Quatro acordes. Foi o que necessitei para explodir de vez e sair de mim mesmo durante dois minutos e pouco, comungando dessa demência colectiva com um grupo de gente que saltava como se tivesse molas em vez de carpos e falanges. Graham Coxon deu cora ao meu relógio, e de repente parecia um coelhinho da Duracell, abraçado a três espanholas, bradando uma só vogal que se espalhava pelo parque da cidade do Porto até aos ouvidos de quem trabalhava na refinaria àquela hora. Tinha sido já uma experiência catártica e transcendentes, a espaços celestes, que vivera na hora e meia anterior. Mas aqueles dois minutos, dois agitados, abençoados e libertadores minutos, alimentavam a fornalha da minha vontade há anos. A minha cabeça, eterna prisioneira, sempre encontrou em "Song 2" a solução para se desembrulhar, para fugir na fuga da fugida de dois minutos que concentram assim tudo aquilo pelo qual vale a pena pular e dar cabo do nosso bem estar físico em prol de um som que nos controla qual homem das marionetas.

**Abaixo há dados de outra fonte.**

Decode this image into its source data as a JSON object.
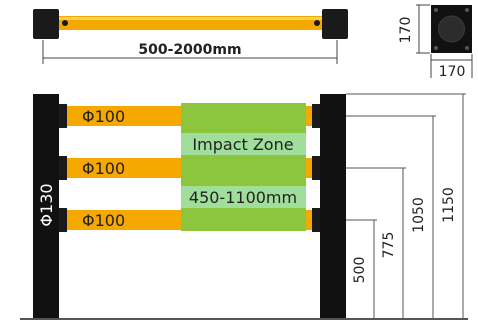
{
  "top_rail": {
    "length_label": "500-2000mm"
  },
  "base_plate": {
    "height_label": "170",
    "width_label": "170"
  },
  "rails": [
    {
      "diameter_label": "Φ100"
    },
    {
      "diameter_label": "Φ100"
    },
    {
      "diameter_label": "Φ100"
    }
  ],
  "post": {
    "diameter_label": "Φ130"
  },
  "impact_zone": {
    "title": "Impact Zone",
    "range": "450-1100mm"
  },
  "heights": [
    {
      "label": "500"
    },
    {
      "label": "775"
    },
    {
      "label": "1050"
    },
    {
      "label": "1150"
    }
  ],
  "colors": {
    "rail": "#f5a800",
    "post": "#111111",
    "zone": "#8cc63f",
    "line": "#444444"
  }
}
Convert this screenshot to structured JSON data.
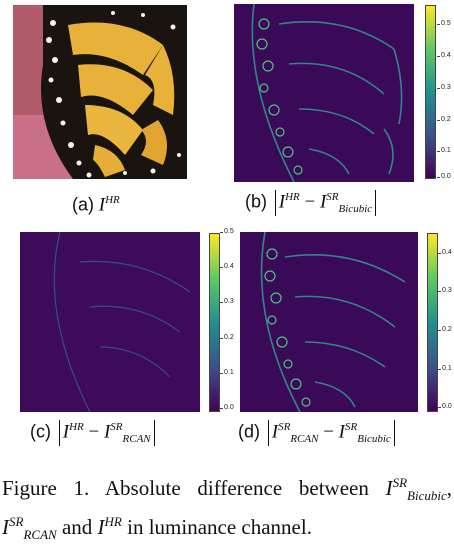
{
  "panels": {
    "a": {
      "letter": "(a)",
      "var": "I",
      "sup": "HR",
      "sub": ""
    },
    "b": {
      "letter": "(b)",
      "a_var": "I",
      "a_sup": "HR",
      "a_sub": "",
      "minus": "−",
      "b_var": "I",
      "b_sup": "SR",
      "b_sub": "Bicubic"
    },
    "c": {
      "letter": "(c)",
      "a_var": "I",
      "a_sup": "HR",
      "a_sub": "",
      "minus": "−",
      "b_var": "I",
      "b_sup": "SR",
      "b_sub": "RCAN"
    },
    "d": {
      "letter": "(d)",
      "a_var": "I",
      "a_sup": "SR",
      "a_sub": "RCAN",
      "minus": "−",
      "b_var": "I",
      "b_sup": "SR",
      "b_sub": "Bicubic"
    }
  },
  "colorbars": {
    "b": {
      "colormap": "viridis",
      "ticks": [
        "0.5",
        "0.4",
        "0.3",
        "0.2",
        "0.1",
        "0.0"
      ]
    },
    "c": {
      "colormap": "viridis",
      "ticks": [
        "0.5",
        "0.4",
        "0.3",
        "0.2",
        "0.1",
        "0.0"
      ]
    },
    "d": {
      "colormap": "viridis",
      "ticks": [
        "0.4",
        "0.3",
        "0.2",
        "0.1",
        "0.0"
      ]
    }
  },
  "figure_caption": {
    "prefix": "Figure 1.  Absolute difference between",
    "i1_var": "I",
    "i1_sup": "SR",
    "i1_sub": "Bicubic",
    "sep": ",",
    "i2_var": "I",
    "i2_sup": "SR",
    "i2_sub": "RCAN",
    "and": "and",
    "i3_var": "I",
    "i3_sup": "HR",
    "suffix": "in luminance channel."
  },
  "colors": {
    "butterfly_yellow": "#e8b23a",
    "butterfly_black": "#1a1410",
    "viridis_low": "#440154",
    "viridis_high": "#fde725"
  }
}
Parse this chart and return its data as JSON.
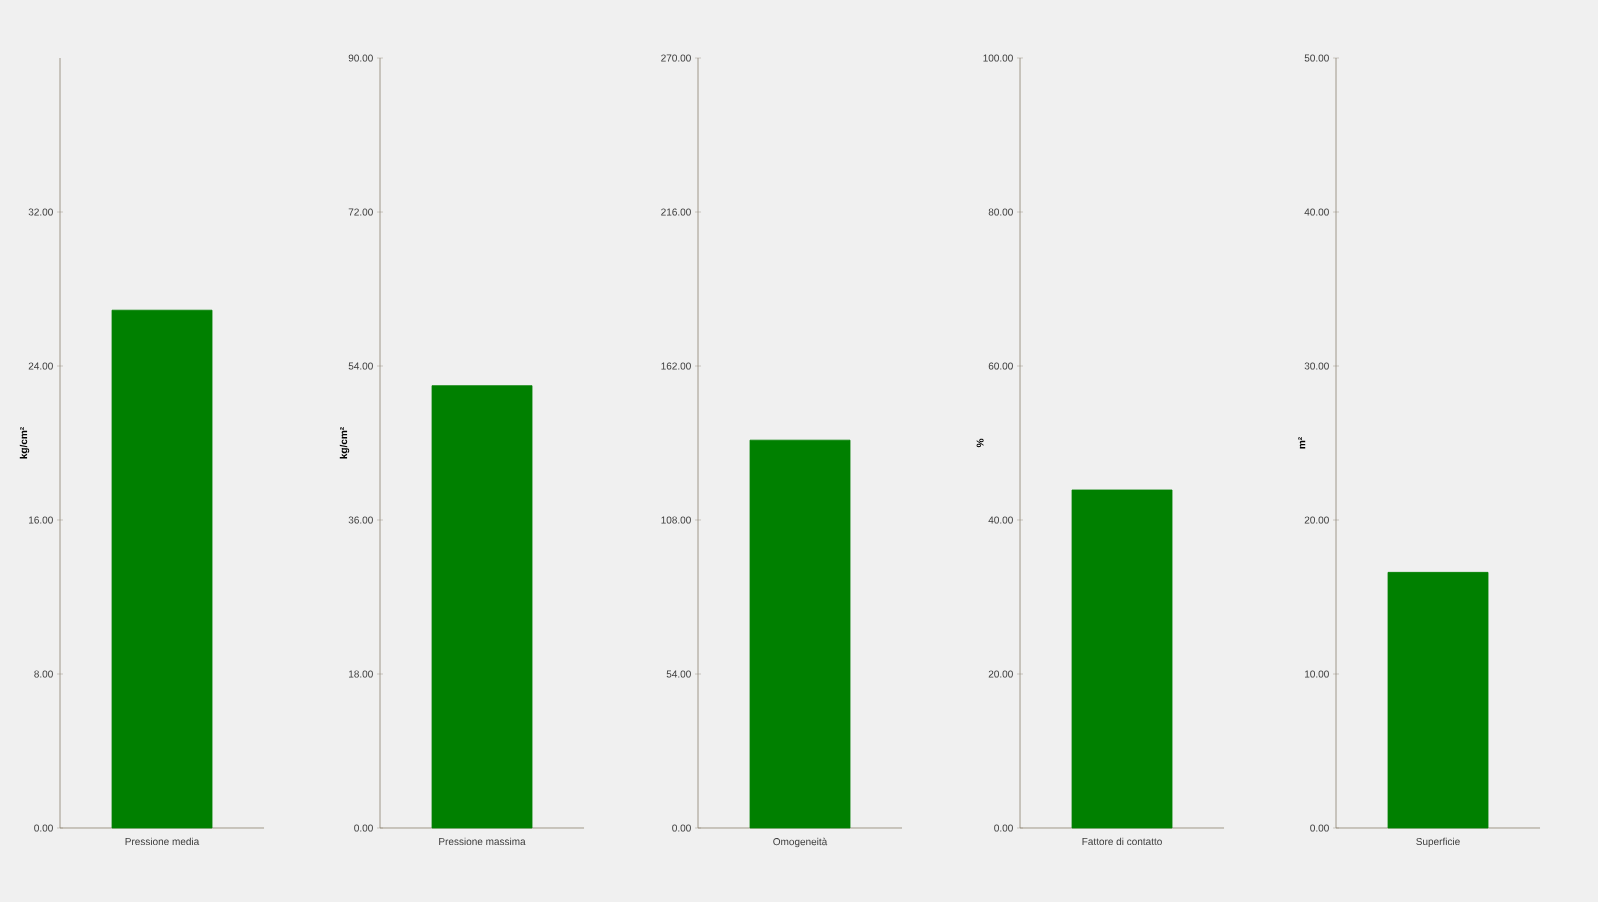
{
  "chart_data": [
    {
      "type": "bar",
      "categories": [
        "Pressione media"
      ],
      "values": [
        26.9
      ],
      "color": "#008000",
      "ylabel": "kg/cm²",
      "ylim": [
        0,
        40
      ],
      "yticks": [
        {
          "value": 0,
          "label": "0.00"
        },
        {
          "value": 8,
          "label": "8.00"
        },
        {
          "value": 16,
          "label": "16.00"
        },
        {
          "value": 24,
          "label": "24.00"
        },
        {
          "value": 32,
          "label": "32.00"
        }
      ],
      "grid": false
    },
    {
      "type": "bar",
      "categories": [
        "Pressione massima"
      ],
      "values": [
        51.7
      ],
      "color": "#008000",
      "ylabel": "kg/cm²",
      "ylim": [
        0,
        90
      ],
      "yticks": [
        {
          "value": 0,
          "label": "0.00"
        },
        {
          "value": 18,
          "label": "18.00"
        },
        {
          "value": 36,
          "label": "36.00"
        },
        {
          "value": 54,
          "label": "54.00"
        },
        {
          "value": 72,
          "label": "72.00"
        },
        {
          "value": 90,
          "label": "90.00"
        }
      ],
      "grid": false
    },
    {
      "type": "bar",
      "categories": [
        "Omogeneità"
      ],
      "values": [
        136
      ],
      "color": "#008000",
      "ylim": [
        0,
        270
      ],
      "yticks": [
        {
          "value": 0,
          "label": "0.00"
        },
        {
          "value": 54,
          "label": "54.00"
        },
        {
          "value": 108,
          "label": "108.00"
        },
        {
          "value": 162,
          "label": "162.00"
        },
        {
          "value": 216,
          "label": "216.00"
        },
        {
          "value": 270,
          "label": "270.00"
        }
      ],
      "grid": false
    },
    {
      "type": "bar",
      "categories": [
        "Fattore di contatto"
      ],
      "values": [
        43.9
      ],
      "color": "#008000",
      "ylabel": "%",
      "ylim": [
        0,
        100
      ],
      "yticks": [
        {
          "value": 0,
          "label": "0.00"
        },
        {
          "value": 20,
          "label": "20.00"
        },
        {
          "value": 40,
          "label": "40.00"
        },
        {
          "value": 60,
          "label": "60.00"
        },
        {
          "value": 80,
          "label": "80.00"
        },
        {
          "value": 100,
          "label": "100.00"
        }
      ],
      "grid": false
    },
    {
      "type": "bar",
      "categories": [
        "Superficie"
      ],
      "values": [
        16.6
      ],
      "color": "#008000",
      "ylabel": "m²",
      "ylim": [
        0,
        50
      ],
      "yticks": [
        {
          "value": 0,
          "label": "0.00"
        },
        {
          "value": 10,
          "label": "10.00"
        },
        {
          "value": 20,
          "label": "20.00"
        },
        {
          "value": 30,
          "label": "30.00"
        },
        {
          "value": 40,
          "label": "40.00"
        },
        {
          "value": 50,
          "label": "50.00"
        }
      ],
      "grid": false
    }
  ]
}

Os Blur têm nessa canção um marco musical comparável à Nona de Beethoven, ao "Peer Gynt" de Grieg ou à "Yesterday" dos Beatles. Ficará para sempre como o nosso património musical e emocional. Não consigo explicar porque gosto de Blur. Sei a razão de viver fascinado pelo trio de Oakland que Billie Joe Armstrong lidera entre um e outro acesso etílico, mas os muchachos do Essex entraram pela minha vida sem eu dar licença, mantendo-se à força da sua música do caraças. Há um génio particular na criação bluriana, que mistura um estilo popular com o gosto pessoal de perseguir sonoridades diferentes, e inovar. Passada a fase Britpop (um céu e inferno particulares, condensados em dois anos), os álbuns dos Blur são sempre diferentes, e procurando novos planaltos musicais: no álbum homónimo, o rock indie norte-americano destilado pelo quarteto britânico; "13" é a experimentação com trezentos mil sons, num cut/paste que resulta no mais sensível e genuíno álbum da carreira; e em "Think tank" explora-se a world music, enquanto Albarn reflecte o seu próprio percurso pessoal, sem a oposição de um ausente Coxon, nos Gorillaz. Um percurso que me tornou não só fã, mas também uma pessoa com melhor gosto musical e a necessidade de um dia poder agradecer, em gritos e esperneios, o que aqueles quatro me tinham dado.

E foi assim que se uma andorinha não faz uma primavera, milhares de hipsters podem compor uma, e florir ali para os lados de Matosinhos em adoração àquelas bandas obscuras e artistas esquecidos que compõem a sua personalidade irónica e desgarrada. Eu mal queria saber disso: sabia ao que vinha. Fui sozinho, em peregrinação, de mochila às costas e pernas destreinadas. Mas fui; e esperei as horas que eram necessárias. Esperei para ver raparigas e rapazes entregues à cena pop, como se não houvesse outra alternativa. Depois de "Beetlebum", senti-me dessincronizado com o mundo, embora confiasse que as minhas não Adidas me fizessem chegar ao céu de caramelo onde me poderia acertar novamente. Não houve pausas para beber café ou ver televisão: a ternura entre o público e o quarteto, onde Alex James era epítome de coolness e Dave Rowntree o baterista com a fiabilidade do caseiro de uma casa de campo, nos fazia sonhar que naquele parque, podíamos passar toda a uma vida. Mas tudo tem um fim, até mesmo os séculos. Foi uma tristeza vê-lo desaparecer debaixo da passagem que se estendia por cima do palco, mas o seu regresso provou que haverá sempre um amanhã, universal, onde gritamos woo woo e voltamos onde comecei: quatro acordes. O mundo explode, dezasseis anos têm finalmente alguma justiça e eu sinto na boca algo de parecido com felicidade. Não é bem o mesmo, mas o borrão nos meus olhos é muito parecido com lágrimas. Obrigado Damon, Graham, Alex e Dave.